In 2014, Forrester expects data to form the basis of nearly all successful marketing executions. As the year progresses, CMOs will:

■ Invest in tying data to planning.  In 2014, B2B CMOs will take that data opportunity on by using data to guide their plans for product and messaging.

■ Define the questions they want answered upfront. In 2014, B2B CMOs will define the questions for which they need answers and spend the first half of the year collaborating with the chief information officer (CIO) to figure out how those questions will get answered.

■ Start with the data they know.  In 2014, B2B CMOs will start to mirror Citrix’s approach, using lead management vendors like Leadspace and Lattice to identify patterns that predict future intent.

What it means: CMOs must shift their attention from data volume to data variety, incorporating new nontraditional data sets from product suppliers, complementary businesses, government agencies, and customers to expose new insights. In 2014, CMOs will start down the path toward adaptive intelligence: the real-time multidirectional sharing of data to derive contextually appropriate, authoritative knowledge that helps maximise business value by sharing low-risk data and piloting participation in a data exchange. However, CMOs will not see significant return on investment from adaptive intelligence until 2016.

Imperative No. 2: Redefine B2B as “Business-To-Buyer”

The consumerisation of the B2B buying process now requires CMOs to stop targeting companies and speak directly to buyers as individuals. This does not mean adopting consumer marketing tactics. Instead, we believe that in 2014, CMOs will reframe their B2B marketing approach as business-to-buyer rather than business-to-company. This business-to-buyer approach requires CMOs to:

■ Meld content and brand strategies into one. In 2014, those B2B marketers will hire journalists to help them change the way their brand story is told. Case in point: Former journalist Stephanie Losee serves as Dell’s global managing editor of communications.

■ Target the brand story across all phases of the buyer’s journey.  Forrester has found that brands must engage buyers in a two-way dialog to drive trust, relevance, and engagement throughout the buying journey.

■ Distribute content consistently across channels. B2B buyers use social channels as a critical source of information and engagement throughout their buying journey. In 2014, CMOs will shift their focus from channel optimisation to content and experience optimisation to ensure that content is available in the buyers’ channel of choice at their moment of need.
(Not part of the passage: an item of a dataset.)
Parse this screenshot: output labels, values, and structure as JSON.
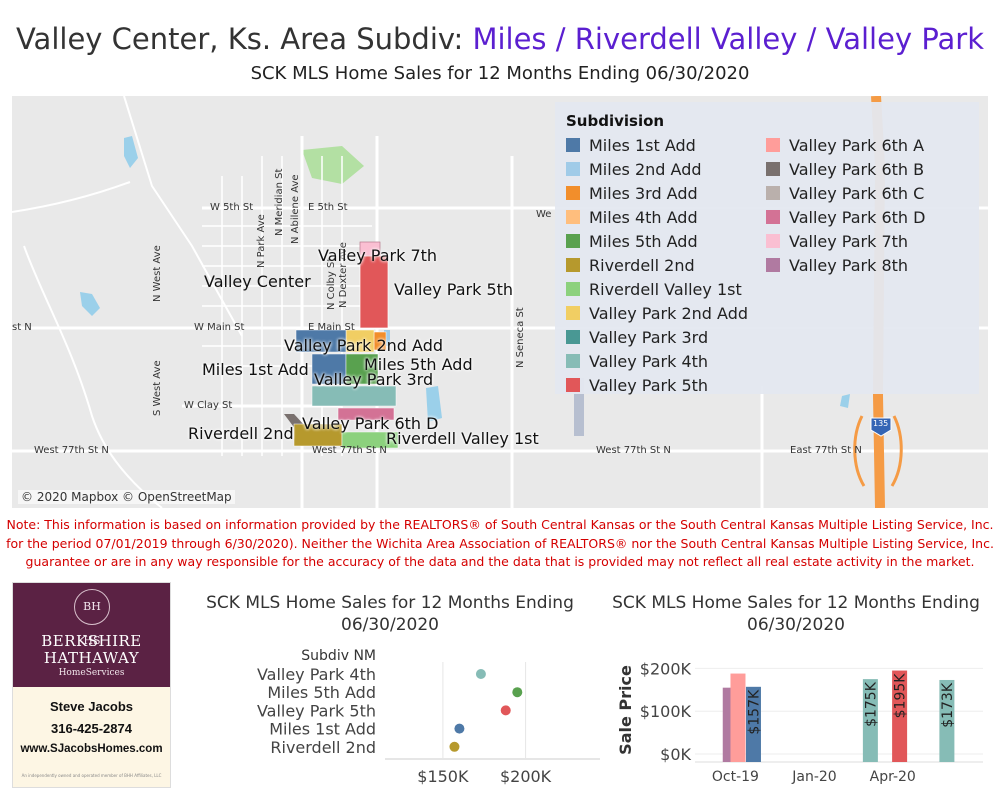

Social channel use that is tuned to target the specific channels and preferences of senior decision-makers will further spread 2014 brand messages.

What it means: IBM has a goal of becoming a media powerhouse, with more than 40,000 internal content producers and brand journalists deployed. In response, traditional media companies like Fortune, Forbes, The Economist, and Condé Nast will shift their thought-provoking style and journalistic content creation engines to push native advertising formats and help less-resource-rich business marketers benefit from this new content-led model.

Imperative No. 3: Organise around The Customer, Not The product or Channel

The traditional channel-based marketing model is at odds with the customer’s multifaceted view. In 2014, CMOs will dismantle organisation silos in favor of customer-defined, interconnected teams.

To do this, they will:

■ Instill an agile mindset throughout the marketing culture. To engage at the speed of customers, 2014’s agile B2B marketing teams will use analytic-based insights to make quick, actionable decisions, experiment with new ideas, and succeed or fail in record time.

■ Hire for technical aptitude over domain expertise. The next wave of hiring will need to eschew specific tactical skills in favor of a mindset that permits new skills to be absorbed. In 2014, new job descriptions should emphasise: 1) critical thinking skills; 2) an affinity for building knowledge through analytics; and 3) technology skills that drive customer engagement.

What it means: CMOs who grew up in marketing don’t understand technology and data the way they need to. Vendors, recognising that they are too far ahead of customers to sell what they have built, will dedicate 20% of their sales and presales support resources to client education. With technology and analytic skills under their belt by 2015, CMO’s stature and influence in the organisation will grow, chief executive officers will lean more on them for customer insights, and their role in the success of the company will be clearer.

The writer is Sheryl Pattek, VP, principal analyst serving CMO professionals.